Opinião

Dependência da conexão

Ambiente campeão em infrações à autorregulamentação publicitária no Brasil, redes sociais enfrentam júri popular inédito nos EUA, apelo crescente por restrições em outros países e se mobilizam para não perder anunciantes

Alexandre Zaghi Lemos

Editor-chefe do Meio & Mensagem 18 de fevereiro de 2026 - 6h00

As redes sociais enfrentam atualmente o maior cerco de questionamentos legais em relação aos efeitos do excesso de uso dessa mídia, especialmente no público mais jovem. O principal movimento é o julgamento iniciado na semana passada, em Los Angeles, nos Estados Unidos, que decidirá se Instagram e YouTube projetaram deliberadamente suas plataformas para gerar dependência e investiram em produtos viciantes para crianças, com o objetivo de aumentar seus lucros.

O processo, que será o primeiro do gênero definido em júri popular, foi aberto por uma mulher de 20 anos que atribui problemas de saúde mental, depressão e dismorfia corporal ao uso das redes, às quais se sentia “presa” desde que passou a usar, aos seis anos.

Adam Mosseri, CEO do Instagram, foi o primeiro líder de uma das plataformas envolvidas a depor, rejeitou a ideia de que as redes causem “dependência clínica” e apontou que o que há é “uso problemático”. Para esta semana, são esperados os depoimentos de Mark Zuckerberg, CEO da Meta, e Neal Mohan, CEO do YouTube.

O desfecho poderá valer como precedente e ser vinculante a outras demandantes na justiça estadunidense — que poderiam passar de duas mil — e influenciar outros casos semelhantes em todo o mundo, que têm como alvo não somente a Meta e o Google, mas também outras redes, como TikTok e Snap — que não são parte do processo que tramita em Los Angeles por terem feito acordos prévios com a requerente. Com isso, os desdobramentos podem mudar legislações e a relação da sociedade e das marcas com as redes sociais, que seguem atraindo usuários e verbas publicitárias.

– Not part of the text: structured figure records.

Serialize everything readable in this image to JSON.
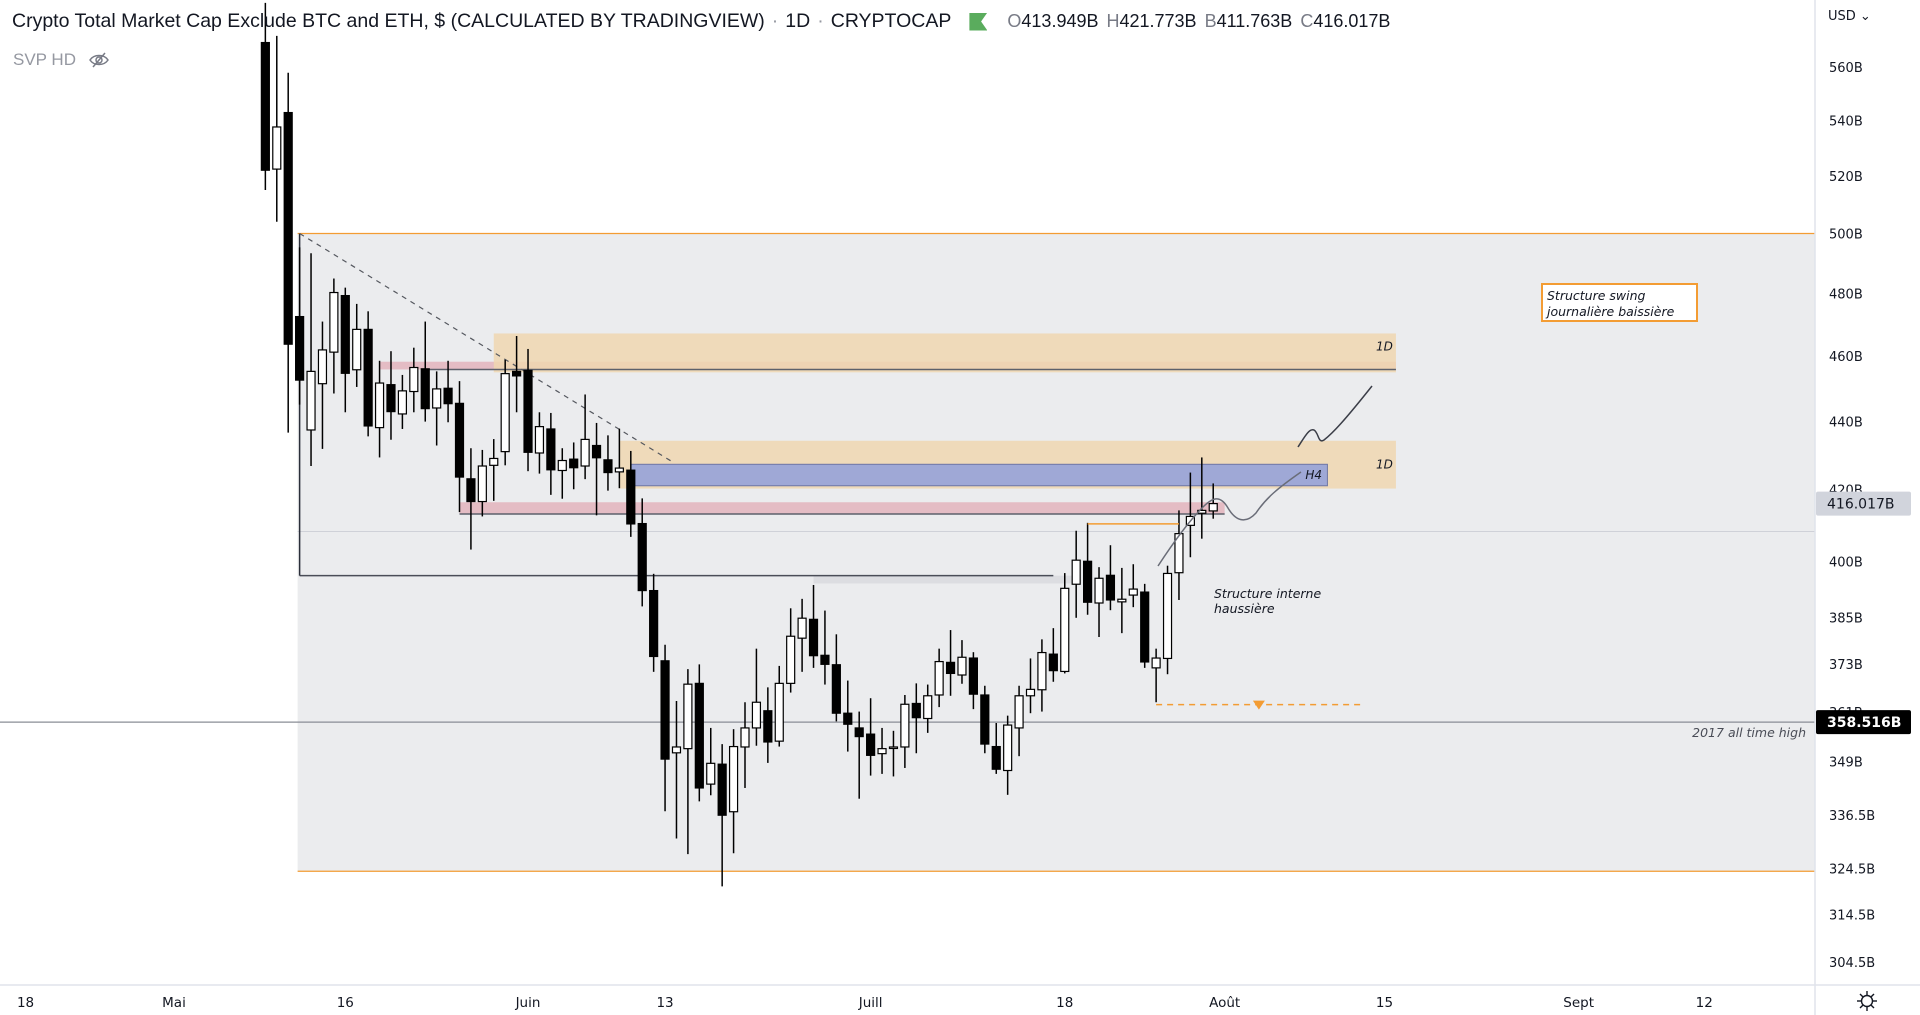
{
  "header": {
    "title": "Crypto Total Market Cap Exclude BTC and ETH, $ (CALCULATED BY TRADINGVIEW)",
    "sep": "·",
    "interval": "1D",
    "exchange": "CRYPTOCAP",
    "ohlc": [
      {
        "key": "O",
        "value": "413.949B"
      },
      {
        "key": "H",
        "value": "421.773B"
      },
      {
        "key": "B",
        "value": "411.763B"
      },
      {
        "key": "C",
        "value": "416.017B"
      }
    ],
    "indicator": "SVP HD"
  },
  "price_axis": {
    "currency": "USD"
  },
  "colors": {
    "up": "#ffffff",
    "down": "#000000",
    "zone_orange": "#f0d7b0",
    "zone_pink": "#e4bcc4",
    "zone_blue": "#9fa8d6",
    "orange": "#f39c33",
    "range_bg": "#ebecee",
    "flag": "#5aac5d"
  },
  "chart_data": {
    "type": "candlestick",
    "title": "Crypto Total Market Cap Exclude BTC and ETH, $ (CALCULATED BY TRADINGVIEW) · 1D · CRYPTOCAP",
    "scale": "log",
    "first_date": "05-09",
    "ohlc": [
      [
        569.4,
        585,
        515.0,
        522.0
      ],
      [
        522.4,
        572,
        504.0,
        537.6
      ],
      [
        542.9,
        557.8,
        436.6,
        463.7
      ],
      [
        472.5,
        495.3,
        445,
        452.5
      ],
      [
        437.4,
        493.3,
        426.8,
        455.2
      ],
      [
        451.4,
        470.9,
        431.8,
        461.9
      ],
      [
        461.2,
        484.9,
        448.4,
        480.3
      ],
      [
        479.3,
        481.9,
        442.7,
        454.6
      ],
      [
        455.7,
        476.6,
        450.4,
        468.4
      ],
      [
        468.4,
        474.2,
        435.5,
        438.6
      ],
      [
        438.1,
        458.5,
        429.3,
        451.6
      ],
      [
        451.1,
        461.5,
        434.5,
        442.9
      ],
      [
        442.2,
        454.1,
        437.7,
        449.2
      ],
      [
        449.0,
        462.6,
        442.7,
        456.4
      ],
      [
        456.0,
        470.9,
        439.9,
        443.8
      ],
      [
        444.0,
        455.2,
        432.8,
        449.8
      ],
      [
        450.0,
        458.5,
        439.7,
        445.3
      ],
      [
        445.4,
        452.2,
        413.6,
        423.6
      ],
      [
        423.1,
        432.0,
        403.2,
        416.6
      ],
      [
        416.6,
        431.5,
        412.4,
        426.8
      ],
      [
        427.0,
        434.7,
        416.8,
        429.0
      ],
      [
        431.0,
        458.8,
        427.0,
        454.5
      ],
      [
        455.2,
        466.3,
        442.7,
        453.8
      ],
      [
        455.5,
        462.2,
        425.3,
        430.8
      ],
      [
        430.6,
        442.7,
        424.6,
        438.4
      ],
      [
        437.7,
        442.5,
        418.5,
        425.7
      ],
      [
        425.5,
        432.0,
        417.4,
        428.4
      ],
      [
        428.8,
        433.7,
        420.1,
        426.3
      ],
      [
        426.8,
        448.1,
        423.0,
        434.6
      ],
      [
        432.8,
        439.5,
        412.7,
        429.2
      ],
      [
        428.6,
        435.8,
        419.7,
        424.9
      ],
      [
        425.1,
        437.8,
        420.4,
        426.2
      ],
      [
        425.6,
        431.2,
        406.7,
        410.3
      ],
      [
        410.4,
        417.5,
        387.9,
        392.1
      ],
      [
        392.1,
        396.6,
        371.0,
        374.9
      ],
      [
        373.8,
        377.9,
        337.4,
        349.6
      ],
      [
        351.1,
        363.7,
        331.2,
        352.5
      ],
      [
        352.1,
        371.7,
        327.7,
        367.9
      ],
      [
        368.1,
        372.9,
        339.7,
        342.8
      ],
      [
        343.7,
        357.1,
        341.1,
        348.6
      ],
      [
        348.4,
        353.2,
        320.6,
        336.5
      ],
      [
        337.3,
        356.8,
        327.9,
        352.6
      ],
      [
        352.5,
        363.4,
        342.8,
        357.1
      ],
      [
        357.1,
        376.9,
        352.8,
        363.4
      ],
      [
        361.3,
        367.1,
        348.7,
        353.7
      ],
      [
        353.9,
        372.5,
        352.6,
        368.1
      ],
      [
        368.1,
        387.4,
        365.8,
        380.1
      ],
      [
        379.6,
        389.9,
        371.0,
        384.8
      ],
      [
        384.5,
        393.6,
        372.0,
        375.1
      ],
      [
        375.2,
        386.8,
        367.8,
        372.9
      ],
      [
        372.8,
        380.6,
        358.7,
        360.7
      ],
      [
        360.7,
        368.8,
        351.4,
        358.0
      ],
      [
        357.1,
        361.1,
        340.3,
        355.0
      ],
      [
        355.6,
        364.4,
        345.7,
        350.5
      ],
      [
        350.9,
        357.1,
        346.1,
        352.1
      ],
      [
        352.2,
        356.4,
        345.5,
        352.5
      ],
      [
        352.5,
        365.2,
        347.5,
        362.9
      ],
      [
        363.1,
        368.1,
        351.0,
        359.6
      ],
      [
        359.4,
        367.8,
        355.9,
        365.0
      ],
      [
        365.2,
        376.9,
        362.2,
        373.6
      ],
      [
        373.4,
        381.7,
        365.0,
        370.6
      ],
      [
        370.2,
        379.1,
        368.0,
        374.7
      ],
      [
        374.5,
        376.0,
        361.7,
        365.4
      ],
      [
        365.2,
        367.5,
        351.0,
        353.2
      ],
      [
        352.6,
        358.3,
        346.1,
        347.2
      ],
      [
        346.9,
        360.1,
        341.2,
        357.8
      ],
      [
        357.1,
        367.5,
        350.3,
        365.0
      ],
      [
        365.0,
        374.4,
        360.7,
        366.6
      ],
      [
        366.5,
        379.3,
        361.1,
        375.9
      ],
      [
        375.5,
        382.2,
        368.5,
        371.3
      ],
      [
        371.1,
        396.8,
        370.6,
        392.7
      ],
      [
        393.8,
        408.4,
        384.9,
        400.3
      ],
      [
        400.0,
        410.6,
        385.7,
        389.0
      ],
      [
        388.8,
        398.4,
        379.9,
        395.4
      ],
      [
        396.2,
        404.4,
        386.9,
        389.6
      ],
      [
        389.1,
        398.2,
        380.9,
        389.8
      ],
      [
        390.9,
        399.2,
        387.7,
        392.5
      ],
      [
        391.7,
        393.9,
        372.0,
        373.5
      ],
      [
        372.0,
        376.9,
        363.4,
        374.5
      ],
      [
        374.4,
        398.8,
        370.4,
        396.7
      ],
      [
        396.9,
        414.1,
        389.6,
        407.6
      ],
      [
        409.9,
        424.9,
        401.1,
        412.4
      ],
      [
        413.3,
        429.3,
        406.2,
        414.1
      ],
      [
        413.949,
        421.773,
        411.763,
        416.017
      ]
    ],
    "y_ticks": [
      "560B",
      "540B",
      "520B",
      "500B",
      "480B",
      "460B",
      "440B",
      "420B",
      "400B",
      "385B",
      "373B",
      "361B",
      "349B",
      "336.5B",
      "324.5B",
      "314.5B",
      "304.5B"
    ],
    "y_tick_values": [
      560,
      540,
      520,
      500,
      480,
      460,
      440,
      420,
      400,
      385,
      373,
      361,
      349,
      336.5,
      324.5,
      314.5,
      304.5
    ],
    "x_ticks": [
      {
        "label": "18",
        "date": "04-18"
      },
      {
        "label": "Mai",
        "date": "05-01"
      },
      {
        "label": "16",
        "date": "05-16"
      },
      {
        "label": "Juin",
        "date": "06-01"
      },
      {
        "label": "13",
        "date": "06-13"
      },
      {
        "label": "Juill",
        "date": "07-01"
      },
      {
        "label": "18",
        "date": "07-18"
      },
      {
        "label": "Août",
        "date": "08-01"
      },
      {
        "label": "15",
        "date": "08-15"
      },
      {
        "label": "Sept",
        "date": "09-01"
      },
      {
        "label": "12",
        "date": "09-12"
      }
    ],
    "last_price": {
      "value": 416.017,
      "label": "416.017B"
    },
    "marked_price": {
      "value": 358.516,
      "label": "358.516B"
    },
    "annotations": {
      "range_box": {
        "from": "05-12",
        "top": 500,
        "bottom": 323.9
      },
      "zone_1d_upper": {
        "from": "05-29",
        "to": "08-16",
        "top": 467.1,
        "bottom": 454.9,
        "label": "1D"
      },
      "pink_upper": {
        "from": "05-19",
        "to": "08-16",
        "top": 458.2,
        "bottom": 455.8
      },
      "zone_1d_lower": {
        "from": "06-09",
        "to": "08-16",
        "top": 434.2,
        "bottom": 420.3,
        "label": "1D"
      },
      "h4_box": {
        "from": "06-10",
        "to": "08-10",
        "top": 427.3,
        "bottom": 421.1,
        "label": "H4"
      },
      "pink_lower": {
        "from": "05-26",
        "to": "08-01",
        "top": 416.4,
        "bottom": 413.1
      },
      "trendline": {
        "from": "05-12",
        "p1": 500,
        "to": "06-13",
        "p2": 427.9
      },
      "support_line": {
        "from": "05-12",
        "to": "07-17",
        "price": 396.1
      },
      "gray_band": {
        "from": "06-26",
        "to": "07-19",
        "top": 396.1,
        "bottom": 394.0
      },
      "level_line": 408.2,
      "orange_line": {
        "from": "07-20",
        "to": "07-28",
        "price": 410.3
      },
      "orange_dashed": {
        "from": "07-26",
        "to": "08-13",
        "price": 362.8,
        "arrow": "08-04"
      },
      "swing_note": {
        "line1": "Structure swing",
        "line2": "journalière baissière"
      },
      "internal_note": {
        "line1": "Structure interne",
        "line2": "haussière"
      },
      "ath_note": "2017 all time high"
    }
  }
}
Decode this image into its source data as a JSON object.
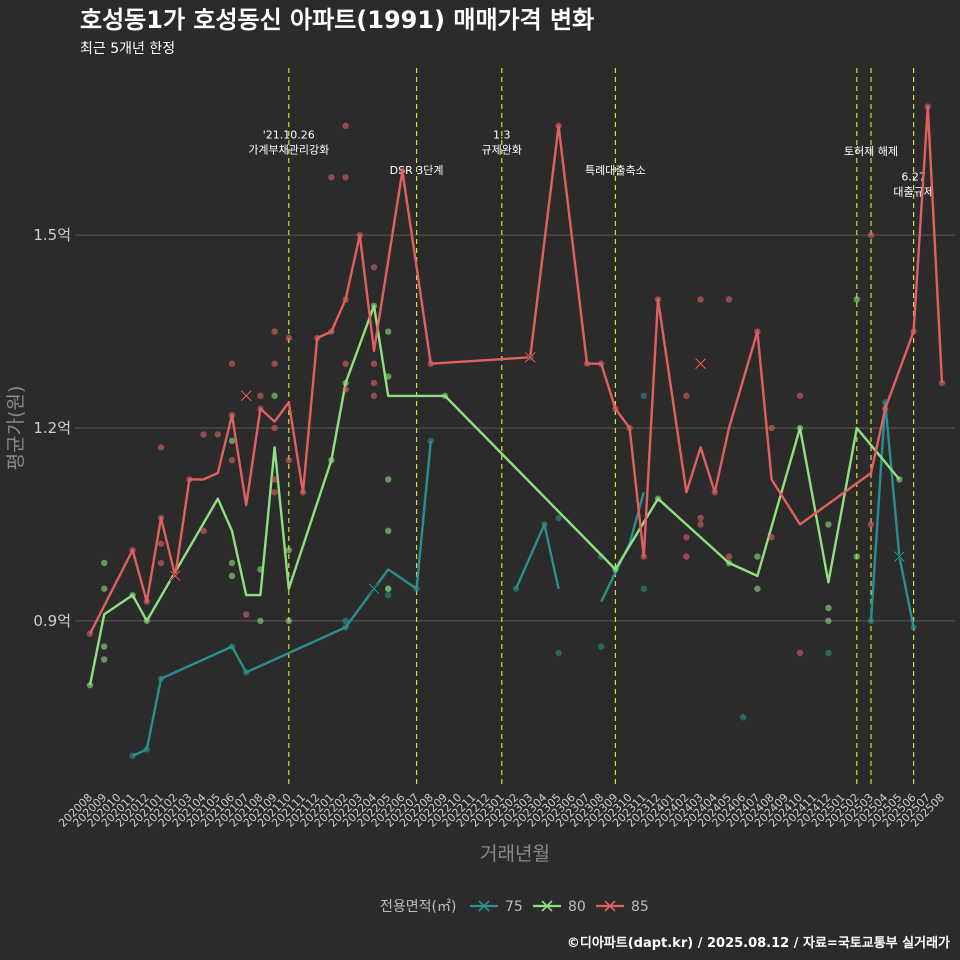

Na Austrália, já está vigente desde dezembro a lei que proíbe o acesso de menores de 16 anos que, no primeiro mês, resultou na exclusão de 4,7 milhões de contas das plataformas digitais. Desde então, líderes políticos de Reino Unido, Espanha e França manifestaram-se publicamente a favor de restrições ao uso pelo público jovem.

As instâncias institucionais da indústria brasileira de comunicação, marketing e mídia tiveram uma importante vitória no ano passado, com a adesão de Google, Meta e TikTok ao Conselho Nacional de Autorregulamentação Publicitária (Conar). A onda global de processos judiciais e o envolvimento irresponsável de influenciadores brasileiros com sites de apostas, muitos deles ilegais, provocaram uma mudança de postura das big techs e ajudaram no convencimento a, finalmente, aceitarem tirar de suas plataformas as mensagens que infringem a autorregulamentação publicitária.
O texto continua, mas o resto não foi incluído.